Plusieurs centaines de réfugiés passent quotidiennement la frontière canado-américaine entre les postes-frontaliers. En arrivant par les bois, les réfugiés demandent l’asile. En entrevue à l’aut’journal, Chantal Ismé, vice-présidente du conseil d’administration de la Maison d’Haïti, déclare que « la panique et l’incertitude d’être déporté vers Haïti fait que le Canada est une option attrayante. Malheureusement, ils sont mal informés sur la façon de faire pour immigrer ici. On leur a dit qu’il était facile d’immigrer au Canada. Il suffisait de traverser la frontière à pied et qu’ils allaient facilement être considérés comme réfugiés ».

L’Entente sur les tiers pays sûrs est une entente conclue en 2004 par les gouvernements du Canada et des États-Unis pour gérer le mouvement des demandeurs d’asile à leur frontière commune. Ainsi, le Canada peut refuser et refouler les demandeurs d’asile qui se présentent aux postes-frontaliers canado-américains parce que l’entente prévoit que les demandeurs d’asile sont tenus de présenter leur demande dans le premier pays où ils arrivent (États-Unis ou Canada), à moins d’être visés par une exception.
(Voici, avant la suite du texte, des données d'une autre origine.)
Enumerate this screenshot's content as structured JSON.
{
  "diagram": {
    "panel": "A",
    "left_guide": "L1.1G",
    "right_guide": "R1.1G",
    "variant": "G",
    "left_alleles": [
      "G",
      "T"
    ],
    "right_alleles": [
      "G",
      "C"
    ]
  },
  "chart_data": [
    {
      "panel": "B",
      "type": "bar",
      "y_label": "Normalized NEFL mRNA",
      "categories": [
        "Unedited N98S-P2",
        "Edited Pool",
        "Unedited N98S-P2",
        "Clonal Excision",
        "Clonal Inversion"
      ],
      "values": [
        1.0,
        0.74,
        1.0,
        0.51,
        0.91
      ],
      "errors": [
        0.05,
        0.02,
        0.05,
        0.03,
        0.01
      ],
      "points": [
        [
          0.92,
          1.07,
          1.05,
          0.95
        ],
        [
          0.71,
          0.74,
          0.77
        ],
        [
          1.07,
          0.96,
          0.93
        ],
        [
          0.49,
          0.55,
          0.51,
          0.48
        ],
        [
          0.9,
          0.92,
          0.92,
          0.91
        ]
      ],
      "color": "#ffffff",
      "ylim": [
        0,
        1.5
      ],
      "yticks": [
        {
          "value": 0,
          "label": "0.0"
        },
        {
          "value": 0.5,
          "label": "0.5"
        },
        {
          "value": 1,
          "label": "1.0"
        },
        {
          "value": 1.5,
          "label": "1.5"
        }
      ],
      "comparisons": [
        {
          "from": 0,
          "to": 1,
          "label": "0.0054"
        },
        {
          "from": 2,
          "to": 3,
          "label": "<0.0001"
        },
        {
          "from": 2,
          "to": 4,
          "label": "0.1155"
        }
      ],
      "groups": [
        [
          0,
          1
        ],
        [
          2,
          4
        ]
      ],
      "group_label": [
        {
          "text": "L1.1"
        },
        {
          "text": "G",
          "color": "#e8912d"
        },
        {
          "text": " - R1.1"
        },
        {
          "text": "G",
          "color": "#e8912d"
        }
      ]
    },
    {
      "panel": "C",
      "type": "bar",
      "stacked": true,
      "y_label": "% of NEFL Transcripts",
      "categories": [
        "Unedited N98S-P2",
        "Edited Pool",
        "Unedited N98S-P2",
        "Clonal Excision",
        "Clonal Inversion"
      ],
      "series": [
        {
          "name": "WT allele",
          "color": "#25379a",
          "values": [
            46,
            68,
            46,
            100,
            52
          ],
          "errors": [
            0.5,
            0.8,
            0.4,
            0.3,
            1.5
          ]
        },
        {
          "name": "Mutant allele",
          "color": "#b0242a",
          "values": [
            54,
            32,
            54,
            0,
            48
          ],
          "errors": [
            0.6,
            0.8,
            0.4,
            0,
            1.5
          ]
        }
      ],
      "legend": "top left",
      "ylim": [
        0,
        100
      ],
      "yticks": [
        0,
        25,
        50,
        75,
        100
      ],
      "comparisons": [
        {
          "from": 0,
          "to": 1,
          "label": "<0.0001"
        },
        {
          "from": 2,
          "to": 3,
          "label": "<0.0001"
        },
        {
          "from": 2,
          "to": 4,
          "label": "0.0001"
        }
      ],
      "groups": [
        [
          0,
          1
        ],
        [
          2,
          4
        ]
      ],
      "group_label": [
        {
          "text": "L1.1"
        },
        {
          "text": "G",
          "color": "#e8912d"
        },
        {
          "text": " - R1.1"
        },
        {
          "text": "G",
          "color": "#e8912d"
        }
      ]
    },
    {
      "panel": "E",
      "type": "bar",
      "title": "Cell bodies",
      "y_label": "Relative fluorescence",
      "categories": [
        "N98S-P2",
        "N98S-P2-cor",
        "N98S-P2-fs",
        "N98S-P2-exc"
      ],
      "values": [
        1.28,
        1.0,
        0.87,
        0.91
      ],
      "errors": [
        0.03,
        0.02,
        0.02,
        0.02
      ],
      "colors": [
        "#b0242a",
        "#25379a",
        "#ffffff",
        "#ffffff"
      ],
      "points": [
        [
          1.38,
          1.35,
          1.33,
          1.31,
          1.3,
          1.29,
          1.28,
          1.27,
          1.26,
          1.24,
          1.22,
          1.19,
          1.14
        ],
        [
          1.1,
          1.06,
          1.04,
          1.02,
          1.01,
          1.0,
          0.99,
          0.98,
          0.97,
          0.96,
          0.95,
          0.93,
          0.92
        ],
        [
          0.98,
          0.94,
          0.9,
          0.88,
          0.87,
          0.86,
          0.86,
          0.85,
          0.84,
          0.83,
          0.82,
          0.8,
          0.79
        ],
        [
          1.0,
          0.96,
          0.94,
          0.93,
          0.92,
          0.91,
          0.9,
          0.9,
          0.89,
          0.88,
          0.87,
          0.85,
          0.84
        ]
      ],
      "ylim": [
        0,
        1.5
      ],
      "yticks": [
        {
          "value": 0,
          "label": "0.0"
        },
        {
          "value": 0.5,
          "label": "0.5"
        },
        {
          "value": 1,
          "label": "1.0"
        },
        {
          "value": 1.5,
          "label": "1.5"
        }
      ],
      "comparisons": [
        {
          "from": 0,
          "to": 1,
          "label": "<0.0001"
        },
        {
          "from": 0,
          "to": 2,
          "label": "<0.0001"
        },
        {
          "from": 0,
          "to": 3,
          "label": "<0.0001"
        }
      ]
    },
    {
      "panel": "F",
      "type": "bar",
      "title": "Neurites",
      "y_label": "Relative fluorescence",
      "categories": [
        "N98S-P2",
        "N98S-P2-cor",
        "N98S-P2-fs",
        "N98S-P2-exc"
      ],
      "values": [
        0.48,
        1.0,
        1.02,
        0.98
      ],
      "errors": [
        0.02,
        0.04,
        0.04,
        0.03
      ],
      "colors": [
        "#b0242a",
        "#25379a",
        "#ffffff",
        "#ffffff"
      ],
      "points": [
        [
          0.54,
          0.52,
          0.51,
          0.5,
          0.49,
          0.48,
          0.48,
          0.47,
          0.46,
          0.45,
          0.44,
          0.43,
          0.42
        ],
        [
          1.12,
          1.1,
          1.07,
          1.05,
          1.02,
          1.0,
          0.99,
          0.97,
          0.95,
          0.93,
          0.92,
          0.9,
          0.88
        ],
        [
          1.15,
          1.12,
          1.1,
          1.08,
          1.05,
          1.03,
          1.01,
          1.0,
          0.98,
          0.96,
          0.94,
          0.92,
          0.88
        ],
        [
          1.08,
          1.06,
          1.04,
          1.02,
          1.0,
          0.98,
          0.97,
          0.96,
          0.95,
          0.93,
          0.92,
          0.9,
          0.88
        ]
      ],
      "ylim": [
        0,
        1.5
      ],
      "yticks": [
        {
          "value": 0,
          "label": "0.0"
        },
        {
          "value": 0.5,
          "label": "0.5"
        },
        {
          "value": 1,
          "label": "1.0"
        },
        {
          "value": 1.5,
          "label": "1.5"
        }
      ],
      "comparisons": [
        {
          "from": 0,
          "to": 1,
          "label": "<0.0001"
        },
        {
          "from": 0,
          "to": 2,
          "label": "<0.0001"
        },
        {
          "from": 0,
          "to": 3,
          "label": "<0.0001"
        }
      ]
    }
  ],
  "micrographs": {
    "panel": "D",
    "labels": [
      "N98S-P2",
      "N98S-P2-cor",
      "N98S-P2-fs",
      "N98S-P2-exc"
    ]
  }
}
Les types d’exceptions sont basés sur des principes qui tiennent compte de l’importance de l’unité familiale (avoir un membre de sa famille au Canada), de l’intérêt supérieur de l’enfant (les mineurs non accompagnés) et de l’intérêt public (risquer la peine de mort aux États-Unis ou dans un autre pays).

Chaque jour, le nombre de réfugiés qui traversent la frontière est plus important que le nombre de dossier que les agents frontaliers peuvent traiter par jour. Cette situation fait en sorte que la liste d'attente s'allonge de jour en jour.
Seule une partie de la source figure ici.